DJI H20T thermal radiometric jpeg file

[Drone Link]

Hey all,

I know im late to the party, but whats the latest on this issue? It seems to me the prevailing options are:
dji_h20t_rpeg_to_tif-main; by tejakattenborn
or traitement_temperature; by Remi

Is there anything more up to date? Would love to be updated on whats happened.
Thanks

[pierotofy]

I've started digging into this. To get the raw, uncorrected Celsius values one needs to apply the following formula to ThermalData:

Code Select Expand

celsius = ((raw_int16 >> 2) * 0.0625) - 273.15


Code Select Expand

from PIL import Image
import numpy as np

im = Image.open("/datasets/dji_thermal/images/DJI_20240520212354_0001_T.JPG")

# concatenate APP3 chunks
a = im.applist[3][1]
for i in range(4, 14):
    a += im.applist[i][1]

raw = np.array(Image.frombytes('I;16L', (640, 512), a), np.int16)
celsius = np.right_shift(raw, 2).astype(np.float32)
celsius *= 0.0625
celsius -= 273.15

Image.fromarray(celsius).save('/datasets/dji_thermal/celsius.tiff')

DJI applies some sort of correction based on temperature, distance, emissivity and humidity. I'm still looking into that.

[josemariagarcia]

Thanks for your contribution @pierotofy!!

I'm new to this world of processing thermographies and such low-level data and I was getting really frustrated.
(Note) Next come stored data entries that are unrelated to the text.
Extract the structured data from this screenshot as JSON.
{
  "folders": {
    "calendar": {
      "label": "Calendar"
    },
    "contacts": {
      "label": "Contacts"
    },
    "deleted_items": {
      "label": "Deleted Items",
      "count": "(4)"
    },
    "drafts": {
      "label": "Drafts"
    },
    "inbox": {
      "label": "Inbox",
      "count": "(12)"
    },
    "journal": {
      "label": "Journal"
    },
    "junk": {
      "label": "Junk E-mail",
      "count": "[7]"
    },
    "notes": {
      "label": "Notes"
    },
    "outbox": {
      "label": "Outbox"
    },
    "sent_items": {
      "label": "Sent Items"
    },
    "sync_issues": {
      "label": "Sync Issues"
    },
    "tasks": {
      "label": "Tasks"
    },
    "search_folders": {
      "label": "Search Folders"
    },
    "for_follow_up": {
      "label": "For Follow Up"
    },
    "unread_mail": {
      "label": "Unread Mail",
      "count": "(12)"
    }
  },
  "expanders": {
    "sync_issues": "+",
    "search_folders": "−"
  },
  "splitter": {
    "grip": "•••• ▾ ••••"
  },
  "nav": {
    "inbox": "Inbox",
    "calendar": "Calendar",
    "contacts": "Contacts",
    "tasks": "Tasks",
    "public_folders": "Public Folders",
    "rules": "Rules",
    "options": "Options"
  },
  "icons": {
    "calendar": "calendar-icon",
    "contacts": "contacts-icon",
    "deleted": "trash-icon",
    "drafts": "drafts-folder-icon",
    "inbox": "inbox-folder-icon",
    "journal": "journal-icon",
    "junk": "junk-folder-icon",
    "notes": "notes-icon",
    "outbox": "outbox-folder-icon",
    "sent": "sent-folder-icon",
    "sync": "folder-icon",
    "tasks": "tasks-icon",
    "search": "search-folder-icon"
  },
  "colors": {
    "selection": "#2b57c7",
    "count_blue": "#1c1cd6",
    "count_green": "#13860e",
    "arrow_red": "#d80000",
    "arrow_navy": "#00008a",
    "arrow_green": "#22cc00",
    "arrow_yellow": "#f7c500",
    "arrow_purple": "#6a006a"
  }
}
Is there any other way to get this Celsius temperature directly from a R-JPEG? I thought that would be possible using the DJI SDK from Python, calling it with subprocess, but all the outputs I managed to produce, they couldn't either be opened by Image Viewer apps nor Python Image Handling modules.

Thanks in advance!

[Remo]

Very helpful work pierotofy, thank you very much. I applied your formula but still got some irregular differences compared to the values which I got from the DJI Thermal SDK. What exactly is the factor 0.0625? Is it stored in the r-jpg as well, or is it a kind of constant "DJI calibration factor"?